Сов встает на ноги — как будто пикет из почвы выпирает. Бедняга! Он трогательный, такой доброжелательный. Всегда выслушает, за всех переживает. Защищает нас, когда Голгот раскричится, помогает Свезьесту, всех вокруг ободрит. Вчера они с Пьетро были невероятны. Я их страшно уважаю. Он не сильно красивый, Сов, слишком сухопарый и худой, но в нем есть что-то волнующее, искреннее. И ум тоже, но это скорее отпугивает.

— Герой дневника — это Орда, подмастерье! Дневник повествует о нашей истории.

— Он повествует об истории того, кто его пишет — для будущего. О твоем становлении. В этом единственный его интерес, писаришка!

— Я считала, что герой — это был Караколь...

— Это ветер, принцесса, это для него нужно учиться записи. Только для него.

— Но для чего это? У каждого ветра свои примочки, их невозможно свести в систему! Мы можем марать страницы дни напролет, этими точками, запятыми, апострофами, как миленькие, а дальше? Нам станет веселее жить?
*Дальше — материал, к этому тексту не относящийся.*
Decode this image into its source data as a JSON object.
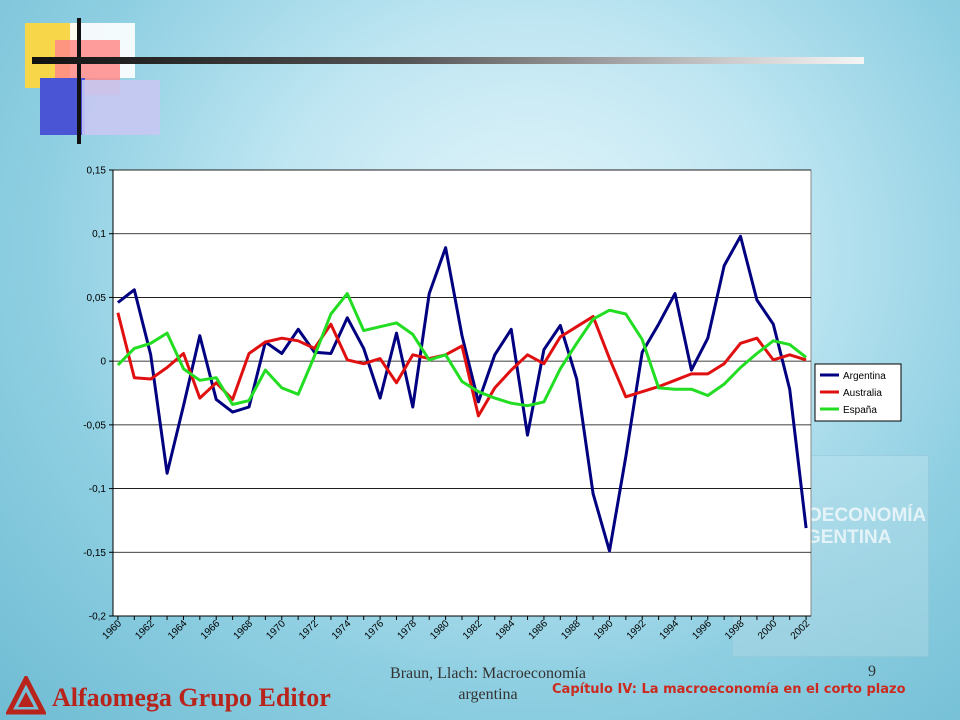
{
  "slide": {
    "footer_author": "Braun, Llach: Macroeconomía argentina",
    "page_number": "9",
    "chapter": "Capítulo IV: La macroeconomía en el corto plazo",
    "publisher": "Alfaomega Grupo Editor",
    "book_cover_text": "MACROECONOMÍA ARGENTINA"
  },
  "chart_data": {
    "type": "line",
    "x": [
      1960,
      1961,
      1962,
      1963,
      1964,
      1965,
      1966,
      1967,
      1968,
      1969,
      1970,
      1971,
      1972,
      1973,
      1974,
      1975,
      1976,
      1977,
      1978,
      1979,
      1980,
      1981,
      1982,
      1983,
      1984,
      1985,
      1986,
      1987,
      1988,
      1989,
      1990,
      1991,
      1992,
      1993,
      1994,
      1995,
      1996,
      1997,
      1998,
      1999,
      2000,
      2001,
      2002
    ],
    "x_tick_labels": [
      "1960",
      "1962",
      "1964",
      "1966",
      "1968",
      "1970",
      "1972",
      "1974",
      "1976",
      "1978",
      "1980",
      "1982",
      "1984",
      "1986",
      "1988",
      "1990",
      "1992",
      "1994",
      "1996",
      "1998",
      "2000",
      "2002"
    ],
    "ylim": [
      -0.2,
      0.15
    ],
    "y_ticks": [
      0.15,
      0.1,
      0.05,
      0,
      -0.05,
      -0.1,
      -0.15,
      -0.2
    ],
    "y_tick_labels": [
      "0,15",
      "0,1",
      "0,05",
      "0",
      "-0,05",
      "-0,1",
      "-0,15",
      "-0,2"
    ],
    "grid": true,
    "legend_position": "right",
    "series": [
      {
        "name": "Argentina",
        "color": "#000080",
        "values": [
          0.046,
          0.056,
          0.005,
          -0.088,
          -0.035,
          0.02,
          -0.03,
          -0.04,
          -0.036,
          0.015,
          0.006,
          0.025,
          0.007,
          0.006,
          0.034,
          0.01,
          -0.029,
          0.022,
          -0.036,
          0.053,
          0.089,
          0.02,
          -0.032,
          0.005,
          0.025,
          -0.058,
          0.009,
          0.028,
          -0.014,
          -0.104,
          -0.149,
          -0.075,
          0.007,
          0.029,
          0.053,
          -0.007,
          0.018,
          0.075,
          0.098,
          0.048,
          0.029,
          -0.022,
          -0.131
        ]
      },
      {
        "name": "Australia",
        "color": "#e01010",
        "values": [
          0.038,
          -0.013,
          -0.014,
          -0.005,
          0.006,
          -0.029,
          -0.017,
          -0.03,
          0.006,
          0.015,
          0.018,
          0.016,
          0.01,
          0.029,
          0.001,
          -0.002,
          0.002,
          -0.017,
          0.005,
          0.002,
          0.005,
          0.012,
          -0.043,
          -0.021,
          -0.007,
          0.005,
          -0.002,
          0.019,
          0.027,
          0.035,
          0.002,
          -0.028,
          -0.024,
          -0.02,
          -0.015,
          -0.01,
          -0.01,
          -0.002,
          0.014,
          0.018,
          0.001,
          0.005,
          0.001
        ]
      },
      {
        "name": "España",
        "color": "#22dd22",
        "values": [
          -0.003,
          0.01,
          0.014,
          0.022,
          -0.006,
          -0.015,
          -0.013,
          -0.034,
          -0.031,
          -0.007,
          -0.021,
          -0.026,
          0.004,
          0.037,
          0.053,
          0.024,
          0.027,
          0.03,
          0.021,
          0.001,
          0.005,
          -0.016,
          -0.024,
          -0.029,
          -0.033,
          -0.035,
          -0.032,
          -0.006,
          0.014,
          0.033,
          0.04,
          0.037,
          0.017,
          -0.021,
          -0.022,
          -0.022,
          -0.027,
          -0.018,
          -0.005,
          0.006,
          0.016,
          0.013,
          0.003
        ]
      }
    ]
  }
}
— Ну сейчас ты его разозлишь, заноза!

) Да не злит она меня, но что я могу ей ответить? Что человечеству потребовалось восемь столетий и тридцать три Орды, чтобы благодаря усилиям писца за писцом и (в особенности!) укрывающихся в поселениях ученых оно начало понимать, что ветер имеет глубинную структуру? Что он не чистый движущийся хаос, хаотичный шипящий шум, бессмыслица? Что существует аэроритм, чрезвычайно сложный, возможно — бесконечный, который выражает себя посредством девяти форм, только шесть из которых после бесчисленных споров наконец были признаны составляющими архитектуры и самостоятельными? И что мы искали остальные три, насчет которых многие были уверены, что с ними сможет встретиться только Орда? Объяснить ей, что вокруг этих канонических форм, которые сами по себе подразделяются на ведущие и второстепенные темы, вьются сотни орнаментаций, тонких вариаций, ритмов и размеров, тактов и темпов, разнообразя их ad libitum? Что не проходит ни дня, чтобы где-то на этой Земле один из исследователей не подметил новых мотивов, не поставил под сомнение устоявшиеся связи между всплесками и турбулентностью или не обнаружил систолярные ритмы порывов помимо семнадцати, двадцати девяти, сорока одного такта, которые до сих пор ускользали от всех? Что ветер, одним словом, с точки зрения потенциала был таким же богатым, как литература или музыка, с той разницей, что мы еще не познакомились с композитором — этим первозданно-сырым, необнаружимым взглядом гением, устраивавшим свои симфонии на грани понимания и заставляющим нас шататься под потопом его диктовки? И все, что у нас есть — наши скудные двадцать один стандартный знак, извечное невежество и наши мозги в санях из костей на буксире, годные в лучшем случае на несколько сомнительных умозаключений, толику локальной алгебры отношений и ползучую интуицию горстки реляционных структур, которые лучшие из нас выводят из математики или теории графов. Я ей должен это сказать?